RIDDLE: I've been making a joke lately that we're sort of like a black Game of Thrones. Sometimes you get a Sansa chapter, and I think that we have so many different characters that start off in the background and they come to the foreground. I think that we always wanted to treat it like it was Springfield, and we have so many more characters. In these off months we've come up with even more characters that we can't wait to unleash on an unsuspecting world, once again from different social strata.

SALAHUDDIN: I'm proud to be a nerd. I'm proud of my sci-fi nerdom. I'm proud of playing Dungeons & Dragons growing up. I'm proud of all that, and I say that to say that Diallo and I are huge fans of lore. We're huge fans of the idea that both of our shows should be like a Marvel Universe. So I would say when you watch South Side, you get to see characters who you think are small coming back, and really they come back because they killed us on set that day, and we were like, "Welp, we've got to figure out at least two more episodes of this guy or this girl because she's so funny."

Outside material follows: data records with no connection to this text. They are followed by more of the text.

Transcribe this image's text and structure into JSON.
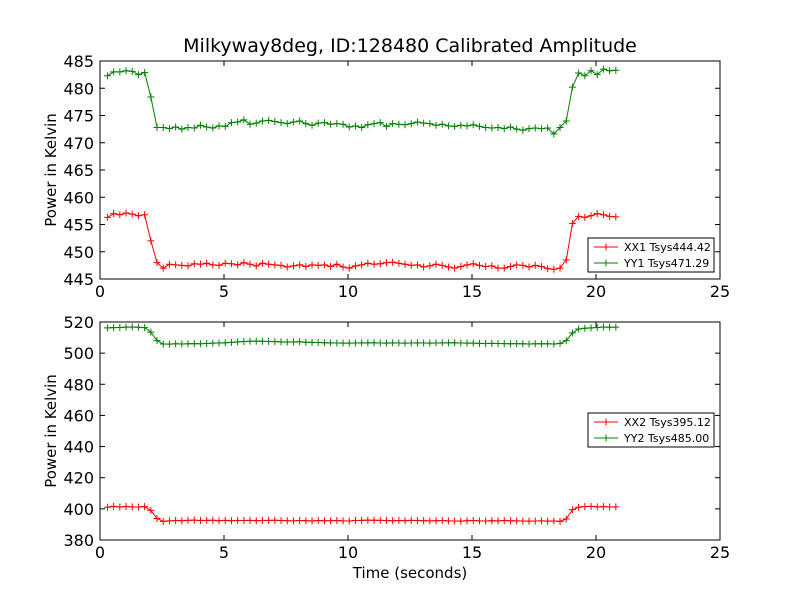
{
  "chart_data": [
    {
      "type": "line",
      "title": "Milkyway8deg, ID:128480 Calibrated Amplitude",
      "xlabel": "",
      "ylabel": "Power in Kelvin",
      "xlim": [
        0,
        25
      ],
      "ylim": [
        445,
        485
      ],
      "xticks": [
        "0",
        "5",
        "10",
        "15",
        "20",
        "25"
      ],
      "yticks": [
        "445",
        "450",
        "455",
        "460",
        "465",
        "470",
        "475",
        "480",
        "485"
      ],
      "legend_position": "lower-right",
      "x": [
        0.3,
        0.55,
        0.8,
        1.05,
        1.3,
        1.55,
        1.8,
        2.05,
        2.3,
        2.55,
        2.8,
        3.05,
        3.3,
        3.55,
        3.8,
        4.05,
        4.3,
        4.55,
        4.8,
        5.05,
        5.3,
        5.55,
        5.8,
        6.05,
        6.3,
        6.55,
        6.8,
        7.05,
        7.3,
        7.55,
        7.8,
        8.05,
        8.3,
        8.55,
        8.8,
        9.05,
        9.3,
        9.55,
        9.8,
        10.05,
        10.3,
        10.55,
        10.8,
        11.05,
        11.3,
        11.55,
        11.8,
        12.05,
        12.3,
        12.55,
        12.8,
        13.05,
        13.3,
        13.55,
        13.8,
        14.05,
        14.3,
        14.55,
        14.8,
        15.05,
        15.3,
        15.55,
        15.8,
        16.05,
        16.3,
        16.55,
        16.8,
        17.05,
        17.3,
        17.55,
        17.8,
        18.05,
        18.3,
        18.55,
        18.8,
        19.05,
        19.3,
        19.55,
        19.8,
        20.05,
        20.3,
        20.55,
        20.8
      ],
      "series": [
        {
          "name": "XX1 Tsys444.42",
          "color": "#ff0000",
          "values": [
            456.3,
            457.0,
            456.8,
            457.1,
            456.9,
            456.6,
            456.8,
            452.0,
            448.0,
            447.0,
            447.7,
            447.6,
            447.5,
            447.4,
            447.8,
            447.7,
            447.9,
            447.6,
            447.5,
            447.9,
            447.8,
            447.6,
            448.0,
            447.7,
            447.4,
            447.9,
            447.7,
            447.6,
            447.5,
            447.2,
            447.4,
            447.6,
            447.3,
            447.6,
            447.5,
            447.6,
            447.3,
            447.7,
            447.2,
            447.0,
            447.4,
            447.6,
            447.9,
            447.7,
            447.8,
            448.0,
            448.1,
            447.9,
            447.7,
            447.5,
            447.6,
            447.2,
            447.4,
            447.7,
            447.5,
            447.2,
            447.0,
            447.3,
            447.6,
            447.8,
            447.5,
            447.3,
            447.4,
            447.0,
            447.0,
            447.3,
            447.6,
            447.5,
            447.2,
            447.5,
            447.3,
            446.9,
            446.8,
            447.0,
            448.5,
            455.2,
            456.5,
            456.3,
            456.6,
            457.0,
            456.8,
            456.5,
            456.4
          ]
        },
        {
          "name": "YY1 Tsys471.29",
          "color": "#008000",
          "values": [
            482.3,
            483.0,
            483.0,
            483.2,
            483.1,
            482.5,
            482.9,
            478.4,
            472.8,
            472.8,
            472.6,
            472.9,
            472.5,
            472.8,
            472.7,
            473.2,
            472.9,
            472.7,
            473.1,
            473.0,
            473.7,
            473.8,
            474.2,
            473.4,
            473.6,
            474.0,
            474.1,
            473.9,
            473.7,
            473.5,
            473.8,
            474.0,
            473.5,
            473.2,
            473.6,
            473.7,
            473.4,
            473.5,
            473.4,
            472.9,
            473.1,
            472.8,
            473.3,
            473.5,
            473.7,
            473.0,
            473.5,
            473.4,
            473.3,
            473.5,
            473.8,
            473.6,
            473.5,
            473.2,
            473.4,
            473.1,
            473.0,
            473.2,
            473.1,
            473.3,
            473.0,
            472.8,
            472.7,
            472.8,
            472.6,
            472.9,
            472.5,
            472.3,
            472.6,
            472.7,
            472.6,
            472.7,
            471.6,
            472.8,
            474.0,
            480.2,
            482.8,
            482.3,
            483.2,
            482.5,
            483.5,
            483.2,
            483.3
          ]
        }
      ]
    },
    {
      "type": "line",
      "title": "",
      "xlabel": "Time (seconds)",
      "ylabel": "Power in Kelvin",
      "xlim": [
        0,
        25
      ],
      "ylim": [
        380,
        520
      ],
      "xticks": [
        "0",
        "5",
        "10",
        "15",
        "20",
        "25"
      ],
      "yticks": [
        "380",
        "400",
        "420",
        "440",
        "460",
        "480",
        "500",
        "520"
      ],
      "legend_position": "center-right",
      "x": [
        0.3,
        0.55,
        0.8,
        1.05,
        1.3,
        1.55,
        1.8,
        2.05,
        2.3,
        2.55,
        2.8,
        3.05,
        3.3,
        3.55,
        3.8,
        4.05,
        4.3,
        4.55,
        4.8,
        5.05,
        5.3,
        5.55,
        5.8,
        6.05,
        6.3,
        6.55,
        6.8,
        7.05,
        7.3,
        7.55,
        7.8,
        8.05,
        8.3,
        8.55,
        8.8,
        9.05,
        9.3,
        9.55,
        9.8,
        10.05,
        10.3,
        10.55,
        10.8,
        11.05,
        11.3,
        11.55,
        11.8,
        12.05,
        12.3,
        12.55,
        12.8,
        13.05,
        13.3,
        13.55,
        13.8,
        14.05,
        14.3,
        14.55,
        14.8,
        15.05,
        15.3,
        15.55,
        15.8,
        16.05,
        16.3,
        16.55,
        16.8,
        17.05,
        17.3,
        17.55,
        17.8,
        18.05,
        18.3,
        18.55,
        18.8,
        19.05,
        19.3,
        19.55,
        19.8,
        20.05,
        20.3,
        20.55,
        20.8
      ],
      "series": [
        {
          "name": "XX2 Tsys395.12",
          "color": "#ff0000",
          "values": [
            401.0,
            401.6,
            401.2,
            401.5,
            401.3,
            401.2,
            401.4,
            399.0,
            393.8,
            392.0,
            392.3,
            392.5,
            392.4,
            392.6,
            392.8,
            392.5,
            392.6,
            392.7,
            392.4,
            392.6,
            392.4,
            392.5,
            392.5,
            392.6,
            392.4,
            392.5,
            392.6,
            392.7,
            392.5,
            392.4,
            392.3,
            392.5,
            392.4,
            392.3,
            392.5,
            392.4,
            392.4,
            392.5,
            392.3,
            392.2,
            392.5,
            392.6,
            392.8,
            392.7,
            392.6,
            392.5,
            392.4,
            392.5,
            392.4,
            392.6,
            392.5,
            392.4,
            392.3,
            392.4,
            392.5,
            392.3,
            392.2,
            392.1,
            392.4,
            392.5,
            392.3,
            392.2,
            392.4,
            392.3,
            392.5,
            392.4,
            392.3,
            392.2,
            392.1,
            392.2,
            392.3,
            392.1,
            392.2,
            392.0,
            393.5,
            399.5,
            401.0,
            401.5,
            401.6,
            401.3,
            401.4,
            401.2,
            401.3
          ]
        },
        {
          "name": "YY2 Tsys485.00",
          "color": "#008000",
          "values": [
            516.2,
            516.4,
            516.5,
            516.7,
            516.8,
            516.6,
            516.4,
            513.5,
            508.0,
            505.9,
            505.8,
            506.0,
            505.9,
            506.0,
            506.1,
            506.0,
            506.2,
            506.4,
            506.5,
            506.7,
            506.9,
            507.2,
            507.5,
            507.6,
            507.7,
            507.6,
            507.5,
            507.4,
            507.2,
            507.1,
            507.2,
            507.3,
            507.0,
            506.9,
            506.8,
            506.7,
            506.6,
            506.5,
            506.4,
            506.4,
            506.5,
            506.6,
            506.6,
            506.7,
            506.5,
            506.4,
            506.6,
            506.5,
            506.4,
            506.5,
            506.6,
            506.5,
            506.4,
            506.5,
            506.6,
            506.6,
            506.7,
            506.5,
            506.4,
            506.4,
            506.3,
            506.2,
            506.3,
            506.2,
            506.1,
            506.0,
            506.1,
            506.0,
            505.9,
            506.0,
            506.0,
            506.0,
            505.9,
            506.3,
            508.0,
            513.0,
            515.5,
            516.0,
            516.2,
            516.5,
            516.8,
            516.6,
            516.7
          ]
        }
      ]
    }
  ]
}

When it comes to South Side or Sherman's, we just want to be free to write anything that works, that makes us laugh, and never have any constrictions. As writers, I think it's really good to always leave yourself space in case something great happens; you want to follow any rabbit hole you can go down because we have the characters that let us do that.

RIDDLE: We never had to defend any of our choices as far as the lore with either network, which was just the opposite of some previous experiences, so if we felt like a character could get an entire episode of South Side, we just did it, and I feel like they supported us in doing that. One thing I never thought about till now, the first episode of Sherman's Showcase ends with "to be continued," and it doesn't really get continued until the final episode. You know, it's just little things like that to just make you feel great as a creator. I think we just ended up at two very creator-friendly places, and thank God.

South Side airs Wednesdays at 10:30 p.m. ET on Comedy Central. Watch an exclusive clip of the second episode above.

This interview has been edited and condensed.